Many people love Italian food (including Italy and its inhabitants) so I am aware this is not a personality trait. I love cooking Italian food not just because of the simple ingredients, but the method and time just cannot (and should not) be fucked with. A traditional Bolognese takes around three to four hours, and it really deserves every minute. As a British person, I first became aware of the watered-down version of this dish known across the country as ‘spag bol’. Spag Bol is fine, but it is a pale simulacrum of the real thing. This year has been one of let-downs and disappointments all round, but after four hours of cooking sofrito, beef, pancetta, and wine, sitting down with a friend to share a rich comforting plate of Bolognese delivers every time.
I do wish that all of life’s ills could be remedied by braised beef, but this arguably isn’t the case. As much as I like to be in the kitchen, I have also been known to subsist entirely on toast, coffee and the occasional cheeseburger for days at a time.
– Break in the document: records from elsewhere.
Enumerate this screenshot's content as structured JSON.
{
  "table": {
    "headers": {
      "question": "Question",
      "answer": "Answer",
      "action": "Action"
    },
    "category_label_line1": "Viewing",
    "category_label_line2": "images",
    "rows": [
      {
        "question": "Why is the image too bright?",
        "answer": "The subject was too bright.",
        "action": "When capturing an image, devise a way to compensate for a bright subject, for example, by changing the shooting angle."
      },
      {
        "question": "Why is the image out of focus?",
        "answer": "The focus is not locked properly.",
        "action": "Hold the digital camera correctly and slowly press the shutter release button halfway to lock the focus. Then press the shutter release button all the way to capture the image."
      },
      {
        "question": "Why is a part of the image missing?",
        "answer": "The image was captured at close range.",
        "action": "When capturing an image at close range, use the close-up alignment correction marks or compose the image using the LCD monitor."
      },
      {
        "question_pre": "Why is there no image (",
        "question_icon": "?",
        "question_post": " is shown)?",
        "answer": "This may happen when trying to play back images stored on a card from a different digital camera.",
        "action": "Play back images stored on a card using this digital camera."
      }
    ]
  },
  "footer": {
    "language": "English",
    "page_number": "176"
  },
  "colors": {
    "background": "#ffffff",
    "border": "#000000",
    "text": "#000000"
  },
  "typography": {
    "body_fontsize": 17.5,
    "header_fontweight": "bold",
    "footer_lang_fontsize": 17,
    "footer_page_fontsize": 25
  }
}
In the same book John Irving coins the term ‘undertoad’ – a grand metaphor (based of Garp’s son’s mispronunciation of undertow) for anxiety, which constantly pulls like an undercurrent, and, whether it’s strong or weak, it is always present, just beneath the surface. For me, this has not been the year of the rat or ox, but of the undertoad. Whether I’m in my pyjamas at 2pm eating a third slice of white toast, or up early planning what to cook this evening, the undertoad is always there waiting. As an existential amphibian, there is no way to turn this dread into Cuisses de Grenouille: sometimes in life, even if you have all the right ingredients, and don’t take any shortcuts, you will still be disappointed. And that’s ok – there is always the next meal.